I have spoken with Clark at length about the question of how and in what context Jews are perceived as white and the extent to which white privilege has dominated discourse surrounding Jewishness in recent times. Both of us were brought up in the 1950s and 1960s with an explicit understanding about how one could pass for white (with nose jobs and name changes being common), especially in the Jewish coming-to-America tropes played out in Hollywood films. While Clark’s work does not “look Jewish” (and I say that with some irony intended), like all of the work included in this curation, it performs a version of Jewish empathy and mitzvot. It is social practice and or social justice embodied within a visual culture of contemporary art.

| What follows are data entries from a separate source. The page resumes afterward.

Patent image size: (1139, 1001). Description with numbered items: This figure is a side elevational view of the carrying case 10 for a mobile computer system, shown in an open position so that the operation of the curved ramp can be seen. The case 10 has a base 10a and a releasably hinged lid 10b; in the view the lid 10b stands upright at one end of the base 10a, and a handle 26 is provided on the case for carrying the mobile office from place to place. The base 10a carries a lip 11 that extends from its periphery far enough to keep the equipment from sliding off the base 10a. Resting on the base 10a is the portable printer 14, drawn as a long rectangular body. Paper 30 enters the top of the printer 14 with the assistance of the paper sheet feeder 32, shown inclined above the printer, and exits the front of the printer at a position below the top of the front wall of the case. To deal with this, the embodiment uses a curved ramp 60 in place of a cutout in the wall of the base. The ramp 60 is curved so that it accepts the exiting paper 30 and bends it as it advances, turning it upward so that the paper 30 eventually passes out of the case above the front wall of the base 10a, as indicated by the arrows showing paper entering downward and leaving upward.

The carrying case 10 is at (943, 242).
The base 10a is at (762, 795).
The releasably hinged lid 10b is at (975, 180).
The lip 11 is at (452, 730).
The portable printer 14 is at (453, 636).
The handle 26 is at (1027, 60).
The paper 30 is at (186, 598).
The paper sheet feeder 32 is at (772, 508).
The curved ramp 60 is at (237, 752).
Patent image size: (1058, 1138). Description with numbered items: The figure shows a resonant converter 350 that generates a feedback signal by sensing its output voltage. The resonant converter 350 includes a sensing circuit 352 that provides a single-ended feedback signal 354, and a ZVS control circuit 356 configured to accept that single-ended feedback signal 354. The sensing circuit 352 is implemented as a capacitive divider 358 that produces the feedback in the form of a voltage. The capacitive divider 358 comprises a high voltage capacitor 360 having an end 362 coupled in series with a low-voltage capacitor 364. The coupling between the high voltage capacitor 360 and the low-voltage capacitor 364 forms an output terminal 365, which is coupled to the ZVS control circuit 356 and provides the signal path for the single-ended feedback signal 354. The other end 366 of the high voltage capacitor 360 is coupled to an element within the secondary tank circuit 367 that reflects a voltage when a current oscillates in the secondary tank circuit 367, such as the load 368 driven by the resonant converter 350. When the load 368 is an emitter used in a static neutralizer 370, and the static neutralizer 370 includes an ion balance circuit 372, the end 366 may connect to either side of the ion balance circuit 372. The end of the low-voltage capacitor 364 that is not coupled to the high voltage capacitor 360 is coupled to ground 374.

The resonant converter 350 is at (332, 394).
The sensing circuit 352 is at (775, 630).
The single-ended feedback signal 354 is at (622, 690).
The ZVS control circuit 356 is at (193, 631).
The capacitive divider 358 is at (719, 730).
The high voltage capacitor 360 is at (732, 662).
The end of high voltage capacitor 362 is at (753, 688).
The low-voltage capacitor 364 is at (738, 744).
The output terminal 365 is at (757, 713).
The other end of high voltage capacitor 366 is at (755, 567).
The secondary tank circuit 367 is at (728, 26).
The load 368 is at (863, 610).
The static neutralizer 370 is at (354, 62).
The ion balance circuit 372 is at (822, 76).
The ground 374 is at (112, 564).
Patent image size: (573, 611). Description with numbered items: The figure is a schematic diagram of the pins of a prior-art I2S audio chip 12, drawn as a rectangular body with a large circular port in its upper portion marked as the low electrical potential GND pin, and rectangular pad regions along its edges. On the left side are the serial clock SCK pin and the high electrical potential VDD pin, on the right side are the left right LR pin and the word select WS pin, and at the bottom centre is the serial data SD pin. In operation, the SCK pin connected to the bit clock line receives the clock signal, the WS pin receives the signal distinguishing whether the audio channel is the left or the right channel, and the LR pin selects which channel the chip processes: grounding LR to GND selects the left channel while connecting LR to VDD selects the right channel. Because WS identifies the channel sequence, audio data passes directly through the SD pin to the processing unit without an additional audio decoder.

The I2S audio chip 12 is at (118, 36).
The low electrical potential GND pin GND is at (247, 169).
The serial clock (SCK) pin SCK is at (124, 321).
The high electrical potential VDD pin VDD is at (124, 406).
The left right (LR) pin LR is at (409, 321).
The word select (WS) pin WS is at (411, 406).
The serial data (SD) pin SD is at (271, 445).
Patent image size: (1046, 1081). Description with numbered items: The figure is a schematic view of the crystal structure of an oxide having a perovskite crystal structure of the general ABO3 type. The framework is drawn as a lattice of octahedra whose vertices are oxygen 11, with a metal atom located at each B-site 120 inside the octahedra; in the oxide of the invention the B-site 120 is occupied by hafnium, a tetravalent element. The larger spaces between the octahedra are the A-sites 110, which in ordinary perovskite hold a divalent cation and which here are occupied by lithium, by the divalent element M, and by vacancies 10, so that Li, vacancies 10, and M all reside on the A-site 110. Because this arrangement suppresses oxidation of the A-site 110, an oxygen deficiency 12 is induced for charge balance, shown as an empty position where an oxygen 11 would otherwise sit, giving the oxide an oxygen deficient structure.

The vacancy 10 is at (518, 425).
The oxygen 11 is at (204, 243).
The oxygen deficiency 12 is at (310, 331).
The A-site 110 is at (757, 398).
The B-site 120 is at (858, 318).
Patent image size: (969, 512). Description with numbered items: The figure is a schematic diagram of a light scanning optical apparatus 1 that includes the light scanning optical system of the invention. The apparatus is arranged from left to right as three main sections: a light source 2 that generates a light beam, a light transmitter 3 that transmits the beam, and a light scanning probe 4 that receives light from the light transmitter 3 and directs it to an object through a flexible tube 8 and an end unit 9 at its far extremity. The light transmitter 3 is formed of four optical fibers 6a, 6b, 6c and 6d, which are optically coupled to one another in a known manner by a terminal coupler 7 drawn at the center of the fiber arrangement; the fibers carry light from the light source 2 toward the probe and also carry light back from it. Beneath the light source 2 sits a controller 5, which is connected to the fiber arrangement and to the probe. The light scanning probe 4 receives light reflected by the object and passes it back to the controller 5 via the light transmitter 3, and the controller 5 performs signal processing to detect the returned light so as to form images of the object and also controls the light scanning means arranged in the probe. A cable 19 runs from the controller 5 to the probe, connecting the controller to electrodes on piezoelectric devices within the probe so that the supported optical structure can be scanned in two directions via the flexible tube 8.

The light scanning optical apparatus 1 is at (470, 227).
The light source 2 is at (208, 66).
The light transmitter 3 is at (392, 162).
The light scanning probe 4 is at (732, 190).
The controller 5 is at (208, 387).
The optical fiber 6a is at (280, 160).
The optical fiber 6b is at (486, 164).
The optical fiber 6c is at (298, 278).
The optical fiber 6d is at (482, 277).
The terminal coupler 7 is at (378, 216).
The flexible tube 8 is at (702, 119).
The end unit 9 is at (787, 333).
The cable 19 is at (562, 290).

Ultimately, one photograph from each of Clark’s walks is printed “life size,” meaning that the size of her own body in the print duplicates her own body measurements. The prints are then installed in the gallery to match the eye level of the viewer. Thus each gazes at the other, perhaps metaphorically wondering whose gaze is “on trial,” whose gaze is suspect, and whose gaze is the gaze of a free person in the world: who gets to look, and who gets to be looked at?

Douglas Rosenberg
University of Wisconsin—Madison


N.B. As this is my first project as art editor for AJS Perspectives, I want to express my admiration and gratitude to Samantha Baskind who preceded me in this position. Professor Baskind’s writing has elevated the discussion of Jewishness in art to a space of equity in contemporary art history. I am grateful to have encountered her work at a time when I was wrestling with my own ideas about how Jewishness fit into the larger discourses of art writ large. Her work with AJS Perspectives has set a high bar for us all.